A single signal from the output of the trigger (3 ₅ ) through the differentiating chain (7 ₅ ) and the OR element (8) sets the trigger with the counting input (9) now to the zero state, after which there will be a zero signal at the second input of the AND element (5 ₅ ). A zero signal from the output of the AND element (5 ₅ ) will not set the trigger (4 ₅ ) to the single state.
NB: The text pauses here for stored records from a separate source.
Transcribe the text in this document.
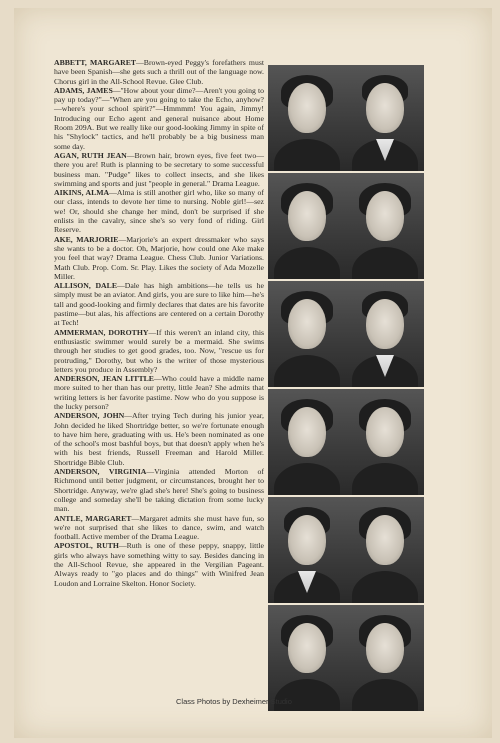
ABBETT, MARGARET—Brown-eyed Peggy's forefathers must have been Spanish—she gets such a thrill out of the language now. Chorus girl in the All-School Revue. Glee Club.

ADAMS, JAMES—"How about your dime?—Aren't you going to pay up today?"—"When are you going to take the Echo, anyhow?—where's your school spirit?"—Hmmmm! You again, Jimmy! Introducing our Echo agent and general nuisance about Home Room 209A. But we really like our good-looking Jimmy in spite of his "Shylock" tactics, and he'll probably be a big business man some day.

AGAN, RUTH JEAN—Brown hair, brown eyes, five feet two—there you are! Ruth is planning to be secretary to some successful business man. "Pudge" likes to collect insects, and she likes swimming and sports and just "people in general." Drama League.

AIKINS, ALMA—Alma is still another girl who, like so many of our class, intends to devote her time to nursing. Noble girl!—sez we! Or, should she change her mind, don't be surprised if she enlists in the cavalry, since she's so very fond of riding. Girl Reserve.

AKE, MARJORIE—Marjorie's an expert dressmaker who says she wants to be a doctor. Oh, Marjorie, how could one Ake make you feel that way? Drama League. Chess Club. Junior Variations. Math Club. Prop. Com. Sr. Play. Likes the society of Ada Mozelle Miller.

ALLISON, DALE—Dale has high ambitions—he tells us he simply must be an aviator. And girls, you are sure to like him—he's tall and good-looking and firmly declares that dates are his favorite pastime—but alas, his affections are centered on a certain Dorothy at Tech!

AMMERMAN, DOROTHY—If this weren't an inland city, this enthusiastic swimmer would surely be a mermaid. She swims through her studies to get good grades, too. Now, "rescue us for protruding," Dorothy, but who is the writer of those mysterious letters you produce in Assembly?

ANDERSON, JEAN LITTLE—Who could have a middle name more suited to her than has our pretty, little Jean? She admits that writing letters is her favorite pastime. Now who do you suppose is the lucky person?

ANDERSON, JOHN—After trying Tech during his junior year, John decided he liked Shortridge better, so we're fortunate enough to have him here, graduating with us. He's been nominated as one of the school's most bashful boys, but that doesn't apply when he's with his best friends, Russell Freeman and Harold Miller. Shortridge Bible Club.

ANDERSON, VIRGINIA—Virginia attended Morton of Richmond until better judgment, or circumstances, brought her to Shortridge. Anyway, we're glad she's here! She's going to business college and someday she'll be taking dictation from some lucky man.

ANTLE, MARGARET—Margaret admits she must have fun, so we're not surprised that she likes to dance, swim, and watch football. Active member of the Drama League.

APOSTOL, RUTH—Ruth is one of these peppy, snappy, little girls who always have something witty to say. Besides dancing in the All-School Revue, she appeared in the Vergilian Pageant. Always ready to "go places and do things" with Winifred Jean Loudon and Lorraine Skelton. Honor Society.

Class Photos by Dexheimer Studio
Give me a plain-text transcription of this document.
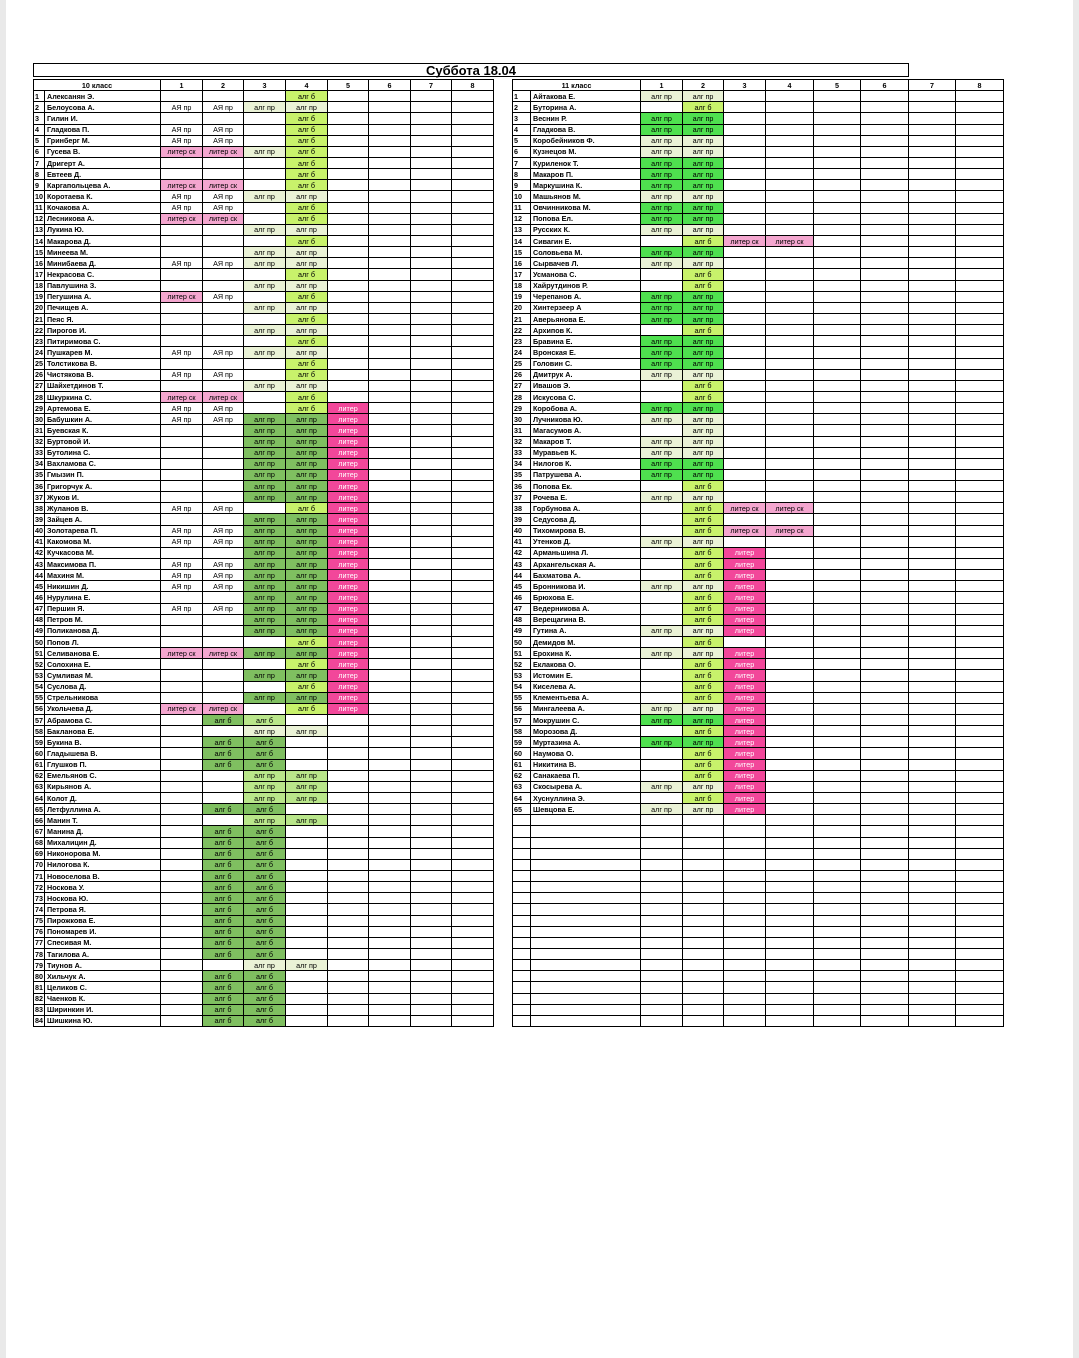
Суббота 18.04
10 класс		1	2	3	4	5	6	7	8
1	Алексанян Э.				алг б				
2	Белоусова А.	АЯ пр	АЯ пр	алг пр	алг пр				
3	Гилин И.				алг б				
4	Гладкова П.	АЯ пр	АЯ пр		алг б				
5	Гринберг М.	АЯ пр	АЯ пр		алг б				
6	Гусева В.	литер ск	литер ск	алг пр	алг б				
7	Дригерт А.				алг б				
8	Евтеев Д.				алг б				
9	Каргапольцева А.	литер ск	литер ск		алг б				
10	Коротаева К.	АЯ пр	АЯ пр	алг пр	алг пр				
11	Кочакова А.	АЯ пр	АЯ пр		алг б				
12	Лесникова А.	литер ск	литер ск		алг б				
13	Лукина Ю.			алг пр	алг пр				
14	Макарова Д.				алг б				
15	Минеева М.			алг пр	алг пр				
16	Минибаева Д.	АЯ пр	АЯ пр	алг пр	алг пр				
17	Некрасова С.				алг б				
18	Павлушина З.			алг пр	алг пр				
19	Пегушина А.	литер ск	АЯ пр		алг б				
20	Печищев А.			алг пр	алг пр				
21	Пеяс Я.				алг б				
22	Пирогов И.			алг пр	алг пр				
23	Питиримова С.				алг б				
24	Пушкарев М.	АЯ пр	АЯ пр	алг пр	алг пр				
25	Толстикова В.				алг б				
26	Чистякова В.	АЯ пр	АЯ пр		алг б				
27	Шайхетдинов Т.			алг пр	алг пр				
28	Шкуркина С.	литер ск	литер ск		алг б				
29	Артемова Е.	АЯ пр	АЯ пр		алг б	литер			
30	Бабушкин А.	АЯ пр	АЯ пр	алг пр	алг пр	литер			
31	Буевская К.			алг пр	алг пр	литер			
32	Буртовой И.			алг пр	алг пр	литер			
33	Бутолина С.			алг пр	алг пр	литер			
34	Вахламова С.			алг пр	алг пр	литер			
35	Гмызин П.			алг пр	алг пр	литер			
36	Григорчук А.			алг пр	алг пр	литер			
37	Жуков И.			алг пр	алг пр	литер			
38	Жуланов В.	АЯ пр	АЯ пр		алг б	литер			
39	Зайцев А.			алг пр	алг пр	литер			
40	Золотарева П.	АЯ пр	АЯ пр	алг пр	алг пр	литер			
41	Какомова М.	АЯ пр	АЯ пр	алг пр	алг пр	литер			
42	Кучкасова М.			алг пр	алг пр	литер			
43	Максимова П.	АЯ пр	АЯ пр	алг пр	алг пр	литер			
44	Махиня М.	АЯ пр	АЯ пр	алг пр	алг пр	литер			
45	Никишин Д.	АЯ пр	АЯ пр	алг пр	алг пр	литер			
46	Нурулина Е.			алг пр	алг пр	литер			
47	Першин Я.	АЯ пр	АЯ пр	алг пр	алг пр	литер			
48	Петров М.			алг пр	алг пр	литер			
49	Поликанова Д.			алг пр	алг пр	литер			
50	Попов Л.				алг б	литер			
51	Селиванова Е.	литер ск	литер ск	алг пр	алг пр	литер			
52	Солохина Е.				алг б	литер			
53	Сумливая М.			алг пр	алг пр	литер			
54	Суслова Д.				алг б	литер			
55	Стрельникова			алг пр	алг пр	литер			
56	Укольчева Д.	литер ск	литер ск		алг б	литер			
57	Абрамова С.		алг б	алг б					
58	Бакланова Е.			алг пр	алг пр				
59	Букина В.		алг б	алг б					
60	Гладышева В.		алг б	алг б					
61	Глушков П.		алг б	алг б					
62	Емельянов С.			алг пр	алг пр				
63	Кирьянов А.			алг пр	алг пр				
64	Колот Д.			алг пр	алг пр				
65	Летфуллина А.		алг б	алг б					
66	Манин Т.			алг пр	алг пр				
67	Манина Д.		алг б	алг б					
68	Михалицин Д.		алг б	алг б					
69	Никонорова М.		алг б	алг б					
70	Нилогова К.		алг б	алг б					
71	Новоселова В.		алг б	алг б					
72	Носкова У.		алг б	алг б					
73	Носкова Ю.		алг б	алг б					
74	Петрова Я.		алг б	алг б					
75	Пирожкова Е.		алг б	алг б					
76	Пономарев И.		алг б	алг б					
77	Спесивая М.		алг б	алг б					
78	Тагилова А.		алг б	алг б					
79	Тиунов А.			алг пр	алг пр				
80	Хильчук А.		алг б	алг б					
81	Целиков С.		алг б	алг б					
82	Чаенков К.		алг б	алг б					
83	Ширинкин И.		алг б	алг б					
84	Шишкина Ю.		алг б	алг б					
11 класс		1	2	3	4	5	6	7	8
1	Айтакова Е.	алг пр	алг пр						
2	Буторина А.		алг б						
3	Веснин Р.	алг пр	алг пр						
4	Гладкова В.	алг пр	алг пр						
5	Коробейников Ф.	алг пр	алг пр						
6	Кузнецов М.	алг пр	алг пр						
7	Куриленок Т.	алг пр	алг пр						
8	Макаров П.	алг пр	алг пр						
9	Маркушина К.	алг пр	алг пр						
10	Машьянов М.	алг пр	алг пр						
11	Овчинникова М.	алг пр	алг пр						
12	Попова Ел.	алг пр	алг пр						
13	Русских К.	алг пр	алг пр						
14	Сивагин Е.		алг б	литер ск	литер ск				
15	Соловьева М.	алг пр	алг пр						
16	Сырвачев Л.	алг пр	алг пр						
17	Усманова С.		алг б						
18	Хайрутдинов Р.		алг б						
19	Черепанов А.	алг пр	алг пр						
20	Хинтерзеер А	алг пр	алг пр						
21	Аверьянова Е.	алг пр	алг пр						
22	Архипов К.		алг б						
23	Бравина Е.	алг пр	алг пр						
24	Вронская Е.	алг пр	алг пр						
25	Головин С.	алг пр	алг пр						
26	Дмитрук А.	алг пр	алг пр						
27	Ивашов Э.		алг б						
28	Искусова С.		алг б						
29	Коробова А.	алг пр	алг пр						
30	Лучникова Ю.	алг пр	алг пр						
31	Магасумов А.		алг пр						
32	Макаров Т.	алг пр	алг пр						
33	Муравьев К.	алг пр	алг пр						
34	Нилогов К.	алг пр	алг пр						
35	Патрушева А.	алг пр	алг пр						
36	Попова Ек.		алг б						
37	Рочева Е.	алг пр	алг пр						
38	Горбунова А.		алг б	литер ск	литер ск				
39	Седусова Д.		алг б						
40	Тихомирова В.		алг б	литер ск	литер ск				
41	Утенков Д.	алг пр	алг пр						
42	Арманьшина Л.		алг б	литер					
43	Архангельская А.		алг б	литер					
44	Бахматова А.		алг б	литер					
45	Бронникова И.	алг пр	алг пр	литер					
46	Брюхова Е.		алг б	литер					
47	Ведерникова А.		алг б	литер					
48	Верещагина В.		алг б	литер					
49	Гутина А.	алг пр	алг пр	литер					
50	Демидов М.		алг б						
51	Ерохина К.	алг пр	алг пр	литер					
52	Еклакова О.		алг б	литер					
53	Истомин Е.		алг б	литер					
54	Киселева А.		алг б	литер					
55	Клементьева А.		алг б	литер					
56	Мингалеева А.	алг пр	алг пр	литер					
57	Мокрушин С.	алг пр	алг пр	литер					
58	Морозова Д.		алг б	литер					
59	Муртазина А.	алг пр	алг пр	литер					
60	Наумова О.		алг б	литер					
61	Никитина В.		алг б	литер					
62	Санакаева П.		алг б	литер					
63	Скосырева А.	алг пр	алг пр	литер					
64	Хуснуллина Э.		алг б	литер					
65	Шевцова Е.	алг пр	алг пр	литер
The zero signal from the trigger output (4 ₅ ) is supplied to the second input of the OR element (1 ₅ ), so the output of the OR element (1 ₅ ) will be a zero signal, that is, x ₅ =0 .

The code for the number of failures in the system from the output of the counter (10) is supplied to the output (23) of the device.
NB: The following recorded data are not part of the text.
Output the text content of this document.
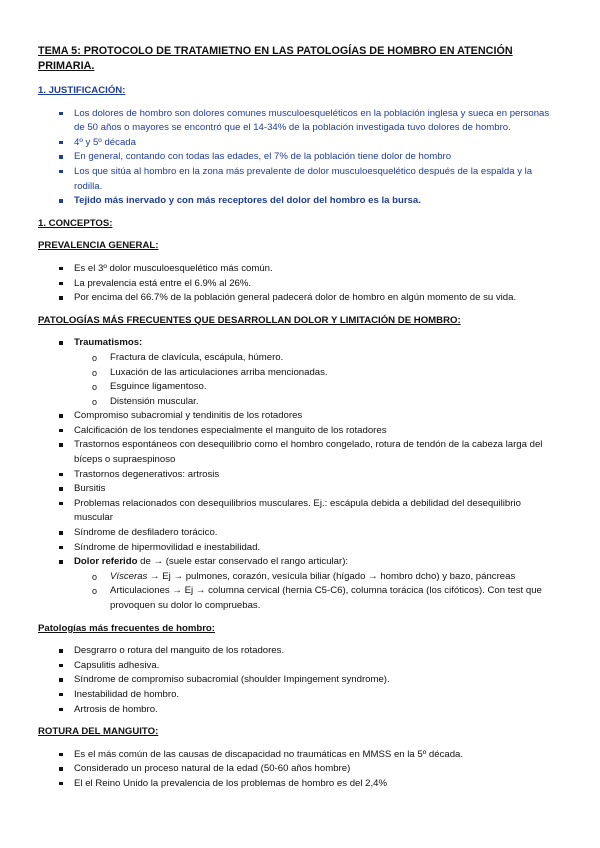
TEMA 5: PROTOCOLO DE TRATAMIETNO EN LAS PATOLOGÍAS DE HOMBRO EN ATENCIÓN PRIMARIA.
1. JUSTIFICACIÓN:
Los dolores de hombro son dolores comunes musculoesqueléticos en la población inglesa y sueca en personas de 50 años o mayores se encontró que el 14-34% de la población investigada tuvo dolores de hombro.
4º y 5º década
En general, contando con todas las edades, el 7% de la población tiene dolor de hombro
Los que sitúa al hombro en la zona más prevalente de dolor musculoesquelético después de la espalda y la rodilla.
Tejido más inervado y con más receptores del dolor del hombro es la bursa.
1. CONCEPTOS:
PREVALENCIA GENERAL:
Es el 3º dolor musculoesquelético más común.
La prevalencia está entre el 6.9% al 26%.
Por encima del 66.7% de la población general padecerá dolor de hombro en algún momento de su vida.
PATOLOGÍAS MÁS FRECUENTES QUE DESARROLLAN DOLOR Y LIMITACIÓN DE HOMBRO:
Traumatismos:
o Fractura de clavícula, escápula, húmero.
o Luxación de las articulaciones arriba mencionadas.
o Esguince ligamentoso.
o Distensión muscular.
Compromiso subacromial y tendinitis de los rotadores
Calcificación de los tendones especialmente el manguito de los rotadores
Trastornos espontáneos con desequilibrio como el hombro congelado, rotura de tendón de la cabeza larga del bíceps o supraespinoso
Trastornos degenerativos: artrosis
Bursitis
Problemas relacionados con desequilibrios musculares. Ej.: escápula debida a debilidad del desequilibrio muscular
Síndrome de desfiladero torácico.
Síndrome de hipermovilidad e inestabilidad.
Dolor referido de → (suele estar conservado el rango articular):
o Vísceras → Ej → pulmones, corazón, vesícula biliar (hígado → hombro dcho) y bazo, páncreas
o Articulaciones → Ej → columna cervical (hernia C5-C6), columna torácica (los cifóticos). Con test que provoquen su dolor lo compruebas.
Patologías más frecuentes de hombro:
Desgrarro o rotura del manguito de los rotadores.
Capsulitis adhesiva.
Síndrome de compromiso subacromial (shoulder Impingement syndrome).
Inestabilidad de hombro.
Artrosis de hombro.
ROTURA DEL MANGUITO:
Es el más común de las causas de discapacidad no traumáticas en MMSS en la 5º década.
Considerado un proceso natural de la edad (50-60 años hombre)
El el Reino Unido la prevalencia de los problemas de hombro es del 2,4%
Thus, if two of the five channels fail sequentially, the majority block of elements “3 or more out of 5” will work properly. However, a zero signal will be sent to one faulty input of the majority block of elements “n or more of (2n-1)” , and a single signal will be sent to the second faulty input, the original adaptive majority block of elements “n or more of (2n-1) )” the majority block of elements is automatically rebuilt into the system one step lower in rank, which significantly increases the reliability of the information processed by the majority block.

1. AS No. 2716061, class. G06F 12/14, 2020.

Claims (1)

Adaptive majority block of elements “n or more of (2n-1)” containing a group of first OR elements (1 ₁ , ... 1 _n ), a group of mod 2 addition elements (2 ₁ , ... 2 _n ), a group of first triggers (3 ₁ , … 3 _n ), group of first AND elements (5 ₁ , … 5 _n ), first OR element (8), counter (10), block (11) of majority elements “n or more of (2n-1)”, the inputs (24 ₁ , ... 24 _n ) of the device are connected to the first inputs of the first elements of the same name OR (1 ₁ , ... 1 _n ), characterized in that a group of second triggers (4 ₁ , ... 4 _n ), a group of delay elements ( 6 ₁ , … 6 _n ), a group of differentiating chains (7 ₁ , … 7 _n ), a trigger with a counting input (9), the outputs of the first OR elements (1 ₁ , … 1 _n ) are connected to the first inputs of the same addition elements mod 2 (2 ₁ , … 2 _n ), the outputs of which are connected to the first inputs of the first triggers of the same name (3 ₁ , … 3 _n ), the outputs of which are connected to the inputs of the same delay elements (6 ₁ , … 6 _n ) and differentiating chains (7 ₁ , … 7 _n ), the outputs of the differentiating chains (7 ₁ , … 7 _n ) are connected to the inputs of the same name of the first OR element (8), the output of which is connected to the input of the counter (10) and to the input of the trigger with a counting input (9), the output of which is connected to the first inputs of the first AND elements (5 ₁ , ... 5 _n ), the second inputs of which are connected to the outputs of the same delay elements (6 ₁ , ... 6 _n ), the outputs of the first AND elements (5 ₁ , ... 5 _n ) are connected to the inputs of the same second ones flip-flops (4 ₁ , … 4 _n ), the outputs of which are connected to the second inputs of the same name of the first flip-flops (3 ₁ , … 3 _n ) and to the second inputs of the first OR elements (1 ₁ , … 1 _n ), the output of device 22 is connected to the second inputs elements of addition mod 2 (2 ₁ , … 2 _n ).